The Sensex today is up by around 46 points (0.2%), while the NSE-Nifty is up by around 9 points (0.2%). The mid cap and small cap stocks have also opened in the green with BSE Mid Cap index and BSE Small Cap indices up by around 0.4% each. The rupee is trading at Rs 53.32 to the US dollar.

Banking stocks have opened the mainly in the red with Allahabad Bank and Indian Bank leading the losses. However, Punjab National Bank (PNB) and Union Bank have opened in the green. Punjab National Bank (PNB) has announced its results for the third quarter of financial year 2013 (3QFY13). The total income for the quarter grew by 10.4% on a year on year (YoY) basis. The operating profits for the quarter grew marginally by 0.22% YoY. The net profit for the quarter registered a growth of 13.5% YoY. The growth in the bottomline was mainly driven by decrease in provisions against non-performing assets, higher cash recovery and reduction in cost of funds. The net interest margin (NIM) of the bank stood at 3.47 % at the end of the quarter. The gross nonperforming assets (NPAs) for the quarter increased to 4.61% versus 2.42% in 3QFY12.The net NPAs also rose to 2.56 % from 1.11 % in the 3QFY12. The Capital Adequacy Ratio (CAR) of the bank stood at 11.66 % at the end of the quarter.

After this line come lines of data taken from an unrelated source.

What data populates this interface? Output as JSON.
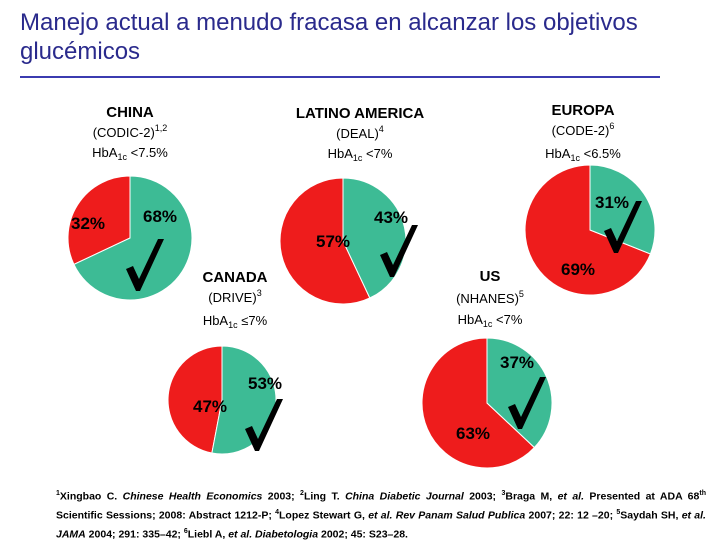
{
  "title": "Manejo actual a menudo fracasa en alcanzar los objetivos glucémicos",
  "colors": {
    "fail": "#ee1c1c",
    "success": "#3dbb95",
    "check": "#000000",
    "title": "#2a2a8c",
    "rule": "#3b3bb0"
  },
  "chart_data": [
    {
      "type": "pie",
      "region": "CHINA",
      "study": "(CODIC-2)1,2",
      "target": "HbA1c <7.5%",
      "slices": [
        {
          "label": "32%",
          "value": 32,
          "role": "fail"
        },
        {
          "label": "68%",
          "value": 68,
          "role": "success"
        }
      ]
    },
    {
      "type": "pie",
      "region": "LATINO AMERICA",
      "study": "(DEAL)4",
      "target": "HbA1c <7%",
      "slices": [
        {
          "label": "57%",
          "value": 57,
          "role": "fail"
        },
        {
          "label": "43%",
          "value": 43,
          "role": "success"
        }
      ]
    },
    {
      "type": "pie",
      "region": "EUROPA",
      "study": "(CODE-2)6",
      "target": "HbA1c <6.5%",
      "slices": [
        {
          "label": "69%",
          "value": 69,
          "role": "fail"
        },
        {
          "label": "31%",
          "value": 31,
          "role": "success"
        }
      ]
    },
    {
      "type": "pie",
      "region": "CANADA",
      "study": "(DRIVE)3",
      "target": "HbA1c ≤7%",
      "slices": [
        {
          "label": "47%",
          "value": 47,
          "role": "fail"
        },
        {
          "label": "53%",
          "value": 53,
          "role": "success"
        }
      ]
    },
    {
      "type": "pie",
      "region": "US",
      "study": "(NHANES)5",
      "target": "HbA1c <7%",
      "slices": [
        {
          "label": "63%",
          "value": 63,
          "role": "fail"
        },
        {
          "label": "37%",
          "value": 37,
          "role": "success"
        }
      ]
    }
  ],
  "footnote": {
    "r1n": "1",
    "r1": "Xingbao C. ",
    "r1j": "Chinese Health Economics",
    "r1y": " 2003; ",
    "r2n": "2",
    "r2": "Ling T. ",
    "r2j": "China Diabetic Journal",
    "r2y": " 2003; ",
    "r3n": "3",
    "r3": "Braga M, ",
    "r3e": "et al.",
    "r3y": " Presented at ADA 68",
    "r3sup": "th",
    "r3z": " Scientific Sessions; 2008: Abstract 1212-P; ",
    "r4n": "4",
    "r4": "Lopez Stewart G, ",
    "r4e": "et al. Rev Panam Salud Publica",
    "r4y": " 2007; 22: 12 –20; ",
    "r5n": "5",
    "r5": "Saydah SH, ",
    "r5e": "et al. JAMA",
    "r5y": " 2004; 291: 335–42; ",
    "r6n": "6",
    "r6": "Liebl A, ",
    "r6e": "et al. Diabetologia",
    "r6y": " 2002; 45: S23–28."
  }
}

Indian Pharma stocks have opened the day mainly in green with Panacea Biotech Ltd and Wockhardt Ltd leading the gains. The leading pharma company Lupin Ltd has announced its results for the third quarter of financial year 2013 (3QFY13). The sales for the quarter grew by 38% on a year on year (YoY) basis. This was mainly on account of robust growth in the sales in the US market. The operating profits for the quarter grew by 64.5% YoY with operating profit margins at 23.1%. The net profits for the quarter were up by 43% YoY. The growth in the bottomline was moderated due to the surge in tax expenses. Effective tax rate for the quarter stood at 38% as compared to 23% seen during the same period last year

Focus on reforms rather than rate cut

The Reserve Bank of India (RBI) has finally blinked. Expectedly, India Inc, markets and analysts have given a thumbs up to the RBI for lowering its benchmark repo rate by 25 basis points in its January policy review, and cutting the cash reserve ratio (CRR) by another 25 bps. In fact, given the policy guidance from the central bank, analysts expect RBI to effect another 25 basis points cut in the repo rate, come March.

A rate cut, theoretically, will help revive consumption and investment demand. But for growth, it has been reasoned enough that a rate cut alone will not do much. India needs reforms at various levels that will make growth lot more sustainable and also help boost exports. This will also allow RBI to focus on inflation and reduce the burden with respect to anchoring growth and managing currency.

Although the government has initiated a host of market interventions, such as MGNREGA and microfinance for betterment of the poor, the truth is, much of the cash transfers do not reach them, because of corruption and the high administrative cost of implementing these social welfare programmes. To plug leakages in the system, an important reform push is direct cash transfer scheme. Direct cash transfer will initially focus on scholarships and pensions but later will be used for subsidies on cooking gas and payouts for MGNREGA.

The implementation of the FDI in retail and issuing of new bank licenses will also help attract new investment. The government proposed to bring in reforms in insurance and pension sector. The insurance Bill proposes to increase the FDI cap to 49%. The government is considering a cut in the base price of another round of spectrum auctions in March 2013, which should bring in more money to the exchequer and give telecom firms more radio waves.

The debate on returning to a sustainable higher rate of growth, therefore, needs to broaden. While interest rate cuts by themselves do not immediately translate into investments, they bring down corporate expenses and allow them room to plan expansions and investments, but it is still a necessary but not a sufficient condition for attaining growth and prosperity.